In forgetting that we must continue to abide in Christ and have Christ abide in us, we focus on the symptoms of His absence. We may fret and worry, but we don’t return to Him who is the healing eye salve.
The Eye Salve
After pronouncing the dreadful diagnosis in Revelation 3:17, Jesus immediately gives hope to these wretched and ungrateful people: “I [Jesus] Counsel you to buy from Me . . . and anoint your eyes with eye salve, that you may see.
Would we really image that our loving God would pronounce that baleful diagnosis if there was not hope? After all He is the light of the world (John 12:46).
The darkness that our enemy has spread over this world is thick and impenetrable unless we have the “Light that gives light to every man” abiding in us. (John 1:9) Satan may whisper in your ear that you are not really blind; that you in and of yourself you can navigate this life. Yet we are admonished to “walk by faith, not by sight.” (2 Cor. 5:7) And this faith is not something that we can create ourselves. It is Jesus’ faith (Rev. 3:17) which He gives to each of His beloved children as a gift.
Abide in the light; He is the light of the world. Only as we abide in Him can we see. He is the eye salve of Revelation 3:17. As we abide in Him (have the eye salve applied) our vision becomes clearer. We see our wretchedness more onlybecause we see Him more clearly.

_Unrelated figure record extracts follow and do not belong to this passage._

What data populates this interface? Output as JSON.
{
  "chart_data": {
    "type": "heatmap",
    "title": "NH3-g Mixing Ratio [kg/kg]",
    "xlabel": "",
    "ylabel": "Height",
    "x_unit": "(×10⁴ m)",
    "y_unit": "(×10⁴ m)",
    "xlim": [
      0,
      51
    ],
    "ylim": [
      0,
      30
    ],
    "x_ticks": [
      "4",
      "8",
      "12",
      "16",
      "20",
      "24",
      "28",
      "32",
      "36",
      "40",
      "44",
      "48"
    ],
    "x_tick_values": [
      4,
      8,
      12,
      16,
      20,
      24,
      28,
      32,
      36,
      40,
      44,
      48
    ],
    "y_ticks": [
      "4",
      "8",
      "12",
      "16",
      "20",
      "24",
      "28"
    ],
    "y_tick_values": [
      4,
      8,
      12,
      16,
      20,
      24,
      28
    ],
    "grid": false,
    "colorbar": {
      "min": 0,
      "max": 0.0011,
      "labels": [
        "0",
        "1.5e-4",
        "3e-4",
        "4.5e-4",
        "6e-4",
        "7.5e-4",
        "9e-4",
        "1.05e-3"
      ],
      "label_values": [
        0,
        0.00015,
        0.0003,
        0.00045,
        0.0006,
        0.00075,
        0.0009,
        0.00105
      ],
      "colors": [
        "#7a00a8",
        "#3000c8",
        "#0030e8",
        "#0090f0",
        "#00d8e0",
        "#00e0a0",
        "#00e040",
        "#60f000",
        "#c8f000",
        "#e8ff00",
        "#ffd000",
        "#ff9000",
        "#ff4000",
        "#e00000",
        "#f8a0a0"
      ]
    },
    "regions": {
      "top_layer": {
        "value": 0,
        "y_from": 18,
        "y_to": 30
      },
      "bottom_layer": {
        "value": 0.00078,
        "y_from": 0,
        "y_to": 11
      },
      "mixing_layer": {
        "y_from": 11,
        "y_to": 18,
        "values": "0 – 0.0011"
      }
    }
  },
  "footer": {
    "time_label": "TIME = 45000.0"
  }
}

We sometimes get focused on the wrong things. We forget to look to the spiritual not just the temporal. There should be a bigger reason to smile and speak kindly to the clerk at the check-out or the head elder than just to “be nice”.
Our vision gets distorted, for our eyesight is still relatively new (in comparison with eternity) and is therefore still weak. As the eye salve is continually applied our vision gets clear and stronger.

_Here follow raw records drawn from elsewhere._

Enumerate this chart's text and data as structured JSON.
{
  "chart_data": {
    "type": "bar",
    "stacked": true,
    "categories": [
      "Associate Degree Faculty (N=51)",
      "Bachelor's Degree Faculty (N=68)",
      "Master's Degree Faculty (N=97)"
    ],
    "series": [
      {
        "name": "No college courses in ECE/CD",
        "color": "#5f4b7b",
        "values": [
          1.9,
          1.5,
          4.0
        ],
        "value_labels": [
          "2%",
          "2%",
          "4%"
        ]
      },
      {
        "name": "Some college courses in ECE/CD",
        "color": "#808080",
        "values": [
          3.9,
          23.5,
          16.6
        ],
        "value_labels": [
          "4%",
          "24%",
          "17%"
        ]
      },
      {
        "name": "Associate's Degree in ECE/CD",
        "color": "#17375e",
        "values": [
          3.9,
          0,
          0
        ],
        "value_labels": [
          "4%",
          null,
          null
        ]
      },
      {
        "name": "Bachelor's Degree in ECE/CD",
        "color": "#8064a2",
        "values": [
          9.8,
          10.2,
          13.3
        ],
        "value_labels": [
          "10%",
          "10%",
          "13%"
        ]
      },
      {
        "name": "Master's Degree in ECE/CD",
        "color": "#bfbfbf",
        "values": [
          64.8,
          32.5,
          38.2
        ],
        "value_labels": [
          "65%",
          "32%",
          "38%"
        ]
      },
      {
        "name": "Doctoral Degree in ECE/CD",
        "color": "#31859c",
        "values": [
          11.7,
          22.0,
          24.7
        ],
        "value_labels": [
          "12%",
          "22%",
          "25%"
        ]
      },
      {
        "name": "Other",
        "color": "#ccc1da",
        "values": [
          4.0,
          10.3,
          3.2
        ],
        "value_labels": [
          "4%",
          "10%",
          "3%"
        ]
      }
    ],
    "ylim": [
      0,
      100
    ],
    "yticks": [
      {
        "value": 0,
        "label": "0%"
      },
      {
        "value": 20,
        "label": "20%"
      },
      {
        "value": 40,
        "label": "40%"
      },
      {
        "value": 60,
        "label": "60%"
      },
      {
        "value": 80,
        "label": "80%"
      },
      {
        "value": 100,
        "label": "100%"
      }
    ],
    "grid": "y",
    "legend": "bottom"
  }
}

Through the prophet Isaiah, our Redeemer promised to bring us wretched blind sinners to Himself. We don’t recognize the path He is on. We don’t really see it. But if we will follow by faith, we will find that the way is straight. And whereas our feet had been obscured by darkness, we have sufficient light to take each step with confidence. Best of all, Jesus will be our continual companion.
I will bring the blind by a way they did not know;
I will lead them in paths they have not known.
I will make darkness light before them,
And crooked placed straight.
These things I will do for them,
And not forsake them.
(Isa. 42:16)
God’s way is new to us. We live in a “self-help” and “do-it-yourself” society. This is the crooked thing God wants to make straight by revealing to us that we can’t cure our (self-imposed) blindness, but He can. He is the cure. The cure is not a pair of glasses that He gives us and sends us on our way. When we are apart from Him (not depending on Him, not abiding in Him), we are blind.
But we have the choice. If we fight against the evidence or stop abiding, we will regress back into spiritual blindness. Although we may not become “worldly”, we will return to “groping” in the darkness: trying to be righteous people on our own — it will never happen. Or we can commit to a journey, a treatment, of a lifetime. Dying daily to self and seeking Christ’s leading moment by moment.